Questo mio primo mese di Africa, al Dr. Ambrosoli Memorial Hospital di Kalongo (Uganda), porta con sé già un bagaglio pieno di insegnamenti:

Ho imparato che bisogna essere forti perché la Forza è la prima medicina per sopravvivere in un contesto rurale come questo

Ho imparato che il cambiamento climatico ha colpito anche l’equatore: la stagione delle piogge che sarebbe dovuta terminare a ottobre non accenna a fermarsi anzi, è fonte di criticità

Ho imparato che l’umidità e le piogge raffreddano i nostri prematuri che, non accumulando energia, faticano a crescere. Non ci sono incubatrici per tutti, ma per fortuna il contatto con la propria mamma, attraverso la kangaroo mother care, permette di accumulare calore

Ho imparato che il concetto dell’ “essenziale” è relativo: è essenziale avere accesso alle cure basilari ma non è detto che queste raggiungano ogni angolo della Terra

Ho imparato che il tempo assume tutto un altro significato: “ora” può voler dire minuti, ore, ma anche giorni. Quando si ha davanti un bimbo con 2 di emoglobina, sarebbe necessario fare qualcosa subito, una trasfusione di sangue, ma purtroppo qui “subito” è subordinato alla disponibilità delle persone (una stessa persona non può donare il proprio sangue più volte in tempi ravvicinati), al loro arrivo da villaggi talvolta tanto lontani, alla compatibilità di gruppo; per cui purtroppo a volte non puoi far altro che adattare il tuo concetto di tempo al loro

Ho imparato che il cuore di un bimbo può battere con una frequenza superiore a 240 bpm per anemia, disidratazione o sepsi e fornendo trasfusione, liquidi e antibiotici il cuore rallenta il proprio ritmo galoppante dando al bimbo la possibilità di tornare a sorridere

Ho imparato che bisogna pensare non una ma tante volte prima di richiedere un esame perché qui, anche quello più banale (ad esempio la stima del valore dell’emoglobina), ha un costo che non tutti si possono permettere

Ho imparato che è fondamentale basare il proprio ragionamento medico sulla clinica, sui segni tramite i quali una patologia si manifesta, che nel mondo occidentale si associano quasi sempre ad esami laboratoristici e strumentali, ma qui sono davvero molto pochi e talvolta vanno “out of stock”

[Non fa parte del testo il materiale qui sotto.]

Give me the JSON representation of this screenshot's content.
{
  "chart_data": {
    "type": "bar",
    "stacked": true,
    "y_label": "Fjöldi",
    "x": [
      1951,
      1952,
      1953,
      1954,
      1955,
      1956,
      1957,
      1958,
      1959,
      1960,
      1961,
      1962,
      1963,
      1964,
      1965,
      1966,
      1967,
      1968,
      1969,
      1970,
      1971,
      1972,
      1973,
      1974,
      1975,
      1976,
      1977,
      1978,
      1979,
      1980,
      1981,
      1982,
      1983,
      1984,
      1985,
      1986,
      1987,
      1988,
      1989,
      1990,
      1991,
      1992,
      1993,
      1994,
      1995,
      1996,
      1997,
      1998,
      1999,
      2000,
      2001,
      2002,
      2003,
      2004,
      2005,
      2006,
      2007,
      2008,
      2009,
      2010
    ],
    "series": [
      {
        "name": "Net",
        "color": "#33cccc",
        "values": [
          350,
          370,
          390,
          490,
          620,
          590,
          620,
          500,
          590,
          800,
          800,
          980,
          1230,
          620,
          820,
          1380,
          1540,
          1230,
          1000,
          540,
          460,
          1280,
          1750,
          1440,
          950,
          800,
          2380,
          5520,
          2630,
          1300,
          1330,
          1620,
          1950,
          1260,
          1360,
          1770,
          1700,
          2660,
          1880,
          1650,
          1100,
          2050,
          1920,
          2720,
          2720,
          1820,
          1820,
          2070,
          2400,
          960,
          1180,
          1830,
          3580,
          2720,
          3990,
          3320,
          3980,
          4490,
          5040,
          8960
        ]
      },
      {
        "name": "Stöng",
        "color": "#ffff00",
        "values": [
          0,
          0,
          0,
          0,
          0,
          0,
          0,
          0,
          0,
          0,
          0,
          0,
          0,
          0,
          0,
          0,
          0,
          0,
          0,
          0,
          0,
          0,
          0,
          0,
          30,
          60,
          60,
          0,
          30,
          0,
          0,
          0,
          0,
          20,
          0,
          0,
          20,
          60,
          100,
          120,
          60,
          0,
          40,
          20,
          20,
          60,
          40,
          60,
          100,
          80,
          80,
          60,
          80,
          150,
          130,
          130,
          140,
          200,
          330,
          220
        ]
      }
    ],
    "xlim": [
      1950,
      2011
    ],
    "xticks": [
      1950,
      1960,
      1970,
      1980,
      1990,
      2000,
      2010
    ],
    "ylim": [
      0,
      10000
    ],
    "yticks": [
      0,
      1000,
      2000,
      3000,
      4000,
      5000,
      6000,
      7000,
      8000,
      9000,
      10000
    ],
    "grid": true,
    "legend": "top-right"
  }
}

Ho imparato che forse non è un errore dimettere un bimbo prima del dovuto perché la mamma, terminate le scorte alimentari, ti confessa che non saprebbe come nutrirlo

Ho imparato che la rabbia per la consapevolezza di sapere che si potrebbe fare di più ma che qui “di più” non è ancora arrivato (e chissà se e quando arriverà) è fonte di distrazione e di spreco di energie. E’ importante invece rimanere concentrati e convogliare le forze per i tanti bimbi che sono ancora ricoverati

Ho imparato che la solidarietà è un valore che qui manifestano tutti, anche le persone più in difficoltà, perché è importante sentirsi tutti allo stesso livello. Non c’è litigio, non c’è arroganza, non c’è pretesa per i propri bimbi, nemmeno per quelli più critici, perché si sa che l’aiuto dal prossimo arriva in ogni caso

Ho imparato che la parola che più sento rivolgermi è “Grazie”. “Grazie perché hai scelto di lavorare qui Doctor” – “Grazie per il bel lavoro svolto oggi Doctor” (ripetuto tutti i giorni) – “Grazie Doctor per voler condividere con noi i tuoi insegnamenti”.

Ma non c’è linguaggio verbale che regga il confronto di uno scambio di sguardi, uno scambio di sorrisi: il sorriso, nel linguaggio dei miei pazienti di Kalongo, significa richiesta di aiuto, significa accoglienza, significa rispetto, significa fiducia ma significa anche Grazie. In acholi “Apwoyo”.